Continue training after a flu

Hi everyone.

As some of you may know, I’m following Coach Jack’s complete plan and I’m currently in the last week of BUILD. It is a long plan of six months.

Unfortunately in the week before entering Peak I am suffering from a normal cold but it will prevent me from continuing with the plan as I have been doing normally.

So I have a doubt and I hope that someone with good knowledge can answer, and that is what I should do after the recovery time, which can be between one and two weeks.

Should I continue right where I was in the plan? should I start with some base? how long?

I like to know in as much detail as possible what I should do.

Thank you.

Sorry to hear. I am on vacation so I can’t give any lengthy answer.

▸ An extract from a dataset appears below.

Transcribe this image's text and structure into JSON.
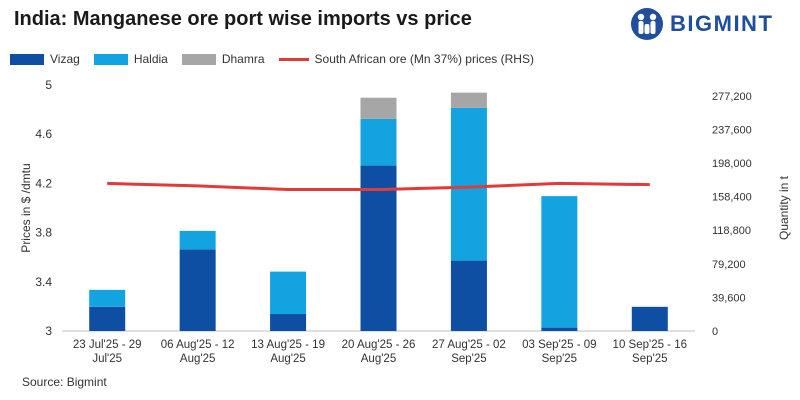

I belive most flu’s happen when we have lowered immunity. How were you feeling prior to the flu? What was your TSB? Were you feeling over trainined at all, meaning even though Jack plans are not super hard if you have a lot of stress or not getting good sleep it still might contribute. Understanding if stress was a contributer to getting ill partially changes the answer.

Generally I would say ease back into it with some easy riding for a week or two, but it depends on total number of days off the bike, and to some degree your physilogical age. I tend to like to wait until it is really gone but I am 55 so take things cautiously these days. Also depending on how hard the workouts were feeling when you got sick would depend on how far you back up your schedule. I have discussed this before with Coach Andrea, and generally I think after a couple weeks no riding and one week of taking it easy you could back up your schedule to the previous recovery week before 2-3 weeks ago and start there. But if you only took one week 100% off the bike then that can change it a little. Once I understand your answers I can try confirming with Coach Andrea too.

Hello Alex, as always thanks for your answers, these are mine

I felt strong and better than ever, even during the previous days I did PR on the most important climbs in my city.

47

not at all tired, I followed the rest days according to the plan and as you say it is very doable.

the flu was because my daughter brought it from school.

so far since last friday i don’t do anything at all. I also took the opportunity to go on vacation for a few days with my wife taking advantage of the flu hahaha

I think that if I feel good, next week I could start again, but I would like to know how and not lose all this training time, since I was going to PEAK and it was what I expected.

TSB of 47, sounds off unless you mean now after your rest. You can send PMC if you want. Yes we get sick from kids too but I still believe in many cases if we are well rested our body can fight it. But adjustments to training every time kids get sick is difficult. Congrats on PR and performance.

So in your case if you recover quickly, you should not lose much if any fitness. Do your peak period as planned but just shorten and adjust your build period a little. It’s hard to say exactly how without seeing your weekly tss targets starting 3-weeks before you got sick and ending 4 weeks from now.

This si the chart. Sorry I give You the wrong data.

Interesting you have a very positive TSB, were you taking it easy before you got sick? :slight_smile: It does not look like training contributed to your sickness.

So yes I would say a week off (now), if you are feeling good then do an easy week of about 200 TSS or so, maybe delay your easy rides until later in the week if necessary… Then I would just do your last recovery week again and continue your plan (so really 3-weeks behind schedule. End your build period 3-weeks early and start your peak plan. That is just rough idea as it might need more detailed tweaking based on how you feel and what makes sense to you.

yes, that week of positive TSB was for work reasons, but it didn’t affect my performance much.

Perfect, I think I’m going to do what you advise me.

No positive TSB will actually put you in better “form” so you will perform well, but you are also slowly loosing fitness in a positive TSB state so you don’t want to spend too much time there. I don’t take these numbers too seriously, but just look at the basic perspective. Super deep negative TSB for too long and feeling symptoms of this (risk of illness) vs closer to zero vs losing fitness and performing well at approximately zero to positive.